Every few weekends in junior high and high school, I’d work out my frustrations by smashing, shooting and burning. My friends and siblings usually joined me in these weirdly innocent, unsupervised activities — normal as they seemed at the time for kids growing up in rural areas. (Those were always within a few minutes’ drive in Southwest Ohio.)
These days, it’s considered aberrant to indulge in such things — classless, dangerous relics of childhoods past, as some might see them. Pure, pointless mischief.
Unless, of course, you’re paying admission and doing it amid a selection of on-tap craft beers and $12 cocktails.
That’s how these newer, managed-chaos activities have struck me. To be sure, there’s no inherent virtue in growing up rural or having a massive fire pit in which to toss things, cackling. Kids who grow up in cities or the suburbs don’t often have access to the same wide-open spaces that my siblings and I employed for, say, bashing in an old TV until it was a spray of shards. (By contrast, country kids are terrible at graffiti and scared of alleys.)
This is less a value judgment than an observation, but I still had to laugh when I saw the Gallery Sportsman’s Club & Range open in Lakewood late last month. The walk-in and membership-based club advertises “a revolutionary new concept” mixing sports and entertainment. The 20,000 square-foot space boasts a pair of indoor shooting bays, a restaurant, a bar, “and a host of amenities to provide an exceptional experience.”
Beware the word “luxury” in marketing materials, which seems as much an invitation to the well-heeled as a warning to people without much money. One can almost picture the stereotypically cigar-champing clientele chuckling it up, scotch in hand, before squeezing off a few rounds. I can’t imagine paying for this.
It’s not much different to me than ax-throwing bars, rage rooms (where you can smash whatever you want with whatever you want) and other activities that have mutated into official, paid activities. These latter examples may aim for younger crowds but are similar in their concept: anger management whilst drinking.

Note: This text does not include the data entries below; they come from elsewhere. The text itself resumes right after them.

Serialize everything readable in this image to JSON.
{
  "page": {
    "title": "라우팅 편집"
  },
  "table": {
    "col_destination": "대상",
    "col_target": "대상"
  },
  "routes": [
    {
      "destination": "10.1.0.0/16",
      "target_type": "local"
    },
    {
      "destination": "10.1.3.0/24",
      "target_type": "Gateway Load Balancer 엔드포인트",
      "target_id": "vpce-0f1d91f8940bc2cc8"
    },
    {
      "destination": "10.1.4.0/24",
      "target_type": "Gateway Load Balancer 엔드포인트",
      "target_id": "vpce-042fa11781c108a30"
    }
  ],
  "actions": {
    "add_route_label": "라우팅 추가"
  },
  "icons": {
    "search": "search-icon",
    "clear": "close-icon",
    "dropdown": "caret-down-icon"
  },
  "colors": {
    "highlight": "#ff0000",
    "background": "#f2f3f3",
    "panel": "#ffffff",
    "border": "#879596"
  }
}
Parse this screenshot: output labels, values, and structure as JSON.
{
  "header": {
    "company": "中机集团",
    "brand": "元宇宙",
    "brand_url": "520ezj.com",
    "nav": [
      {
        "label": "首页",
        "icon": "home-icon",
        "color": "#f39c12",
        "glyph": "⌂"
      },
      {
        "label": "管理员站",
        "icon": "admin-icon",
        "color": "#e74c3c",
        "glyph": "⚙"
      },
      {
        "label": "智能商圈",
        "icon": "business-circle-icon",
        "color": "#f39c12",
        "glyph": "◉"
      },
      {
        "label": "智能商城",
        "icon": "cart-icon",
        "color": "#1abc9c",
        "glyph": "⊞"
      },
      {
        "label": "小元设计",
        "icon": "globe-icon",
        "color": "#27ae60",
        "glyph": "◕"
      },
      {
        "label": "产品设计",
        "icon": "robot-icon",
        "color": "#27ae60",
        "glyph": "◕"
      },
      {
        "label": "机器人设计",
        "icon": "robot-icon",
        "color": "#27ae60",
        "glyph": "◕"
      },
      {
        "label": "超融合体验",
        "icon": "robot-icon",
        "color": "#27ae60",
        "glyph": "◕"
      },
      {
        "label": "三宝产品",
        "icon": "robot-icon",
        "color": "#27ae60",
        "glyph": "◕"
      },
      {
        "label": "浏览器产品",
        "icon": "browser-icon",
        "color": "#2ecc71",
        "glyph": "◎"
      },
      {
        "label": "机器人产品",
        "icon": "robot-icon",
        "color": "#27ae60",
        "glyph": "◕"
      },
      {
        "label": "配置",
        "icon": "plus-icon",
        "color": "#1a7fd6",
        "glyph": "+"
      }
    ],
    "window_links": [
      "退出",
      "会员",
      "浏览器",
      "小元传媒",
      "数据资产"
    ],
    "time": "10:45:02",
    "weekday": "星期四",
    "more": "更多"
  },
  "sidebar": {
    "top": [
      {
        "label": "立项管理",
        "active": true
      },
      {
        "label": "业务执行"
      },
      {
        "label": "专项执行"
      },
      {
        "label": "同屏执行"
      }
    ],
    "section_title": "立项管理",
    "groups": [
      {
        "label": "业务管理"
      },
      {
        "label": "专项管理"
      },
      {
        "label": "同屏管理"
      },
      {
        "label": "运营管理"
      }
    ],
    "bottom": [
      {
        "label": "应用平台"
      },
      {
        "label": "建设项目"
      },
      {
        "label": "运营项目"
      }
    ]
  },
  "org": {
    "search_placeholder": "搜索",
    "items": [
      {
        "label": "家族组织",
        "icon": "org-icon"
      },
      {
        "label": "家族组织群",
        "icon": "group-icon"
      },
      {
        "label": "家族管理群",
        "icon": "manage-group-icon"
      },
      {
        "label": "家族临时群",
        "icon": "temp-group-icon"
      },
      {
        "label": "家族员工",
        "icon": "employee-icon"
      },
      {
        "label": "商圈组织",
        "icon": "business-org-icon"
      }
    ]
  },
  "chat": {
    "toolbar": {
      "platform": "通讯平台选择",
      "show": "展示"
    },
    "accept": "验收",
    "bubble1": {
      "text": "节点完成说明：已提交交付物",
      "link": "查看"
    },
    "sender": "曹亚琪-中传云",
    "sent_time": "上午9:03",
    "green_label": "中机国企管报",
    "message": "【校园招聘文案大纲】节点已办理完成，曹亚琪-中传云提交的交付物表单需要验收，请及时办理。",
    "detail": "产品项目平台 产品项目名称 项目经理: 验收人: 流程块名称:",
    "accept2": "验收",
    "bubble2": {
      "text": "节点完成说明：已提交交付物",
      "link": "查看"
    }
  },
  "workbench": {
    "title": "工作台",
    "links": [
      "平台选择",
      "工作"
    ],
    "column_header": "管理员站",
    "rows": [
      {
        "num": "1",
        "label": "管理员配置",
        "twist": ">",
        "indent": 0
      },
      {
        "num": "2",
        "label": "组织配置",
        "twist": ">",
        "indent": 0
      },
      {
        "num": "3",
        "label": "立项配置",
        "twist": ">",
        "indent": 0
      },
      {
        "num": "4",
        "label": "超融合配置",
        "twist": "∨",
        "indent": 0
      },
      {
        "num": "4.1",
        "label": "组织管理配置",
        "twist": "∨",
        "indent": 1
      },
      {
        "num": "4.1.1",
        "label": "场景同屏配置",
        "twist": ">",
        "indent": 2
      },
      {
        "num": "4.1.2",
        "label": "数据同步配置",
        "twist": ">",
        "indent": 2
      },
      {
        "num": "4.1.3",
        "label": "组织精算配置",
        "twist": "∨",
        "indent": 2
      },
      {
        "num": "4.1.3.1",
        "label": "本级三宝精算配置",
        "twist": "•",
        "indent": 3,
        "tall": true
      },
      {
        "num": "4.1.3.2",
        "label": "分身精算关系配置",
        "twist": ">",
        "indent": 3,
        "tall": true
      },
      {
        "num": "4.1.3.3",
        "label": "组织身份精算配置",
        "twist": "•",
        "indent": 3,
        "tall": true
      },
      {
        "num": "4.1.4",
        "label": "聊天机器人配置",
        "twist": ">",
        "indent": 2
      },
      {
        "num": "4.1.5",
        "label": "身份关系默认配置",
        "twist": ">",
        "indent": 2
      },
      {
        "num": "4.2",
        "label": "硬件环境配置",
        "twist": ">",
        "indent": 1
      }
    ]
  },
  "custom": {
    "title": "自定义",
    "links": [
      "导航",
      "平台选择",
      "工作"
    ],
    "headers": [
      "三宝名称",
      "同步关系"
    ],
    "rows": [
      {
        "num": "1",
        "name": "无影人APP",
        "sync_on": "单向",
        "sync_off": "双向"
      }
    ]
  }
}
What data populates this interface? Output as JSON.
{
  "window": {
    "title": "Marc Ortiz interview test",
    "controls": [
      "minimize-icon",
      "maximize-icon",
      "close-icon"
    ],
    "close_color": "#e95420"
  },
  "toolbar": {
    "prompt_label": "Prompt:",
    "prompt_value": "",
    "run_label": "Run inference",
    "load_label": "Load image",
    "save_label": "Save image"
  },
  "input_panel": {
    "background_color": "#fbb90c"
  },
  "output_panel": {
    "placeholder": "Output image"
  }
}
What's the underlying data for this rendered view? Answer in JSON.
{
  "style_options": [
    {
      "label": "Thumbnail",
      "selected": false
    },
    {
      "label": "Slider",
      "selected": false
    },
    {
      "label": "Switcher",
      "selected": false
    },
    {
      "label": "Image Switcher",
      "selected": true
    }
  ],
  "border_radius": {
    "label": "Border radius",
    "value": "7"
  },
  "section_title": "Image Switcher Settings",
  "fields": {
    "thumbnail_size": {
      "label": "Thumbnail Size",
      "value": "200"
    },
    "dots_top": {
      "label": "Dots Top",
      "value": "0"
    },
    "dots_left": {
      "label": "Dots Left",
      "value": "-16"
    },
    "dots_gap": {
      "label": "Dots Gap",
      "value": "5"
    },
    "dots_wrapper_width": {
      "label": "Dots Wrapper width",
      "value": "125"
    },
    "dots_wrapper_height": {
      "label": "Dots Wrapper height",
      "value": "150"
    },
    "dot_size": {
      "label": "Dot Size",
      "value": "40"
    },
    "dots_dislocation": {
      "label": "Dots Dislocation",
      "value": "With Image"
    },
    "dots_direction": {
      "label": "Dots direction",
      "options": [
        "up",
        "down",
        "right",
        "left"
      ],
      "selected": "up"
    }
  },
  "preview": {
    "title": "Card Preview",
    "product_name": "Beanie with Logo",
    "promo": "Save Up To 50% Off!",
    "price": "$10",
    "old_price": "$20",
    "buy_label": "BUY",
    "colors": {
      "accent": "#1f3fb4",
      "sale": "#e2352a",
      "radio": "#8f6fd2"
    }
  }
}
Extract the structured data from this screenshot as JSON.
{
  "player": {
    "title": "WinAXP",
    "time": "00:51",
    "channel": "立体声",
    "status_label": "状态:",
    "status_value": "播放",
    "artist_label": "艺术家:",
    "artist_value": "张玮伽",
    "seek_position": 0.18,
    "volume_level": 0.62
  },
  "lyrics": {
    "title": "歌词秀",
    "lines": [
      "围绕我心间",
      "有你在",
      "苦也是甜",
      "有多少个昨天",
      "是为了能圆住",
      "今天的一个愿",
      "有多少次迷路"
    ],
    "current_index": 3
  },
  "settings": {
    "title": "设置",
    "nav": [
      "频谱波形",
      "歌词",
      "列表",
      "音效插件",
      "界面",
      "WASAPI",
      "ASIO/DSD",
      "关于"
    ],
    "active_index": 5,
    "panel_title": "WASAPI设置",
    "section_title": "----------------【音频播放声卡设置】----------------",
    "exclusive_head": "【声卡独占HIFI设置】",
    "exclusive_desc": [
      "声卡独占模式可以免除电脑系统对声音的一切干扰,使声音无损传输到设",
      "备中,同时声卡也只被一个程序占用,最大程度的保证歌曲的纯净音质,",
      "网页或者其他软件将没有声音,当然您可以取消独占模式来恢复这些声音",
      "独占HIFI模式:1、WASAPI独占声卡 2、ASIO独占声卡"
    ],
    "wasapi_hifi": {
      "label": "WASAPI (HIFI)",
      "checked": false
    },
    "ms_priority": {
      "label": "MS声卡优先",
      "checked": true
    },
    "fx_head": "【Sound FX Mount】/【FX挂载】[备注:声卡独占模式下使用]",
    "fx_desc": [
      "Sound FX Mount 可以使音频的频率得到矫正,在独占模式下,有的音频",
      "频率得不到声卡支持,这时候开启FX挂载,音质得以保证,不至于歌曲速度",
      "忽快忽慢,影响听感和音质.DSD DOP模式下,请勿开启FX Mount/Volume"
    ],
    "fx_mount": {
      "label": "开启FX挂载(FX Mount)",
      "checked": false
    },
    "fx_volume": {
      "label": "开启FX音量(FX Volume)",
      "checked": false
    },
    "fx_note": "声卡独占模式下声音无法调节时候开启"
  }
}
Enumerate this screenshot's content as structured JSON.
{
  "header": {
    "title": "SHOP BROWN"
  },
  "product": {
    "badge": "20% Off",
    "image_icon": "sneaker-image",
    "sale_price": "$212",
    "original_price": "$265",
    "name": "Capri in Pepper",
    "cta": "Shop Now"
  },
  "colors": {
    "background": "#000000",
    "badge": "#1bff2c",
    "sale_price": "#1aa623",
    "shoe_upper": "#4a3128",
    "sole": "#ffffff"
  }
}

I have no problem with shooting guns for sport; I loved shattering glass bottles with carbon-powered BB handguns and rifles. Learning the basics of safe shooting and gun care are essential for anyone interested in the sport (my dad definitely taught us that). My friends, siblings and I were also lucky that we didn’t hurt ourselves doing some of these idiotic things, like writing our names in gasoline on my dad’s acreage and setting them aflame. (I never said we were smart. Fortunately, our horse and pig neighbors didn’t seem to care.)
If you want to do something resembling that in Denver, you need to be 21-and-up, and understandably so. I can’t get excited about the idea of bringing my 5-year-old into a building full of tipsy ax-throwers. You also need about $30 per person, or more, to visit places like Denver Axe Throwing, Class Axe Throwing, Axe Whooping, FlannelJax — there’s zero shortage. Same with the Smash*It Breakroom or others, which tend to overlap with the ax-throwing joints.
Not all of us are so binary as I suggest. Some of us grew up in the country and now live in the city, or vice versa. Some of us alternate. And along the Front Range, these areas have blurred as development reaches its concrete claws further into prairie grass. The mountains? Burning and shooting things, sans supervision, in the high country is an invitation to wildfires, unlike in humid Ohio.
I do miss breaking stuff for its own sake. Having lived in the city of Denver for the last two decades, it’s nice to know I could do that again, when it strikes me. But the luxury aspect, where you plunk down cash and sign a waiver before even sipping the head off your craft beer, seems a bit silly. Sometimes that old TV is just begging for it.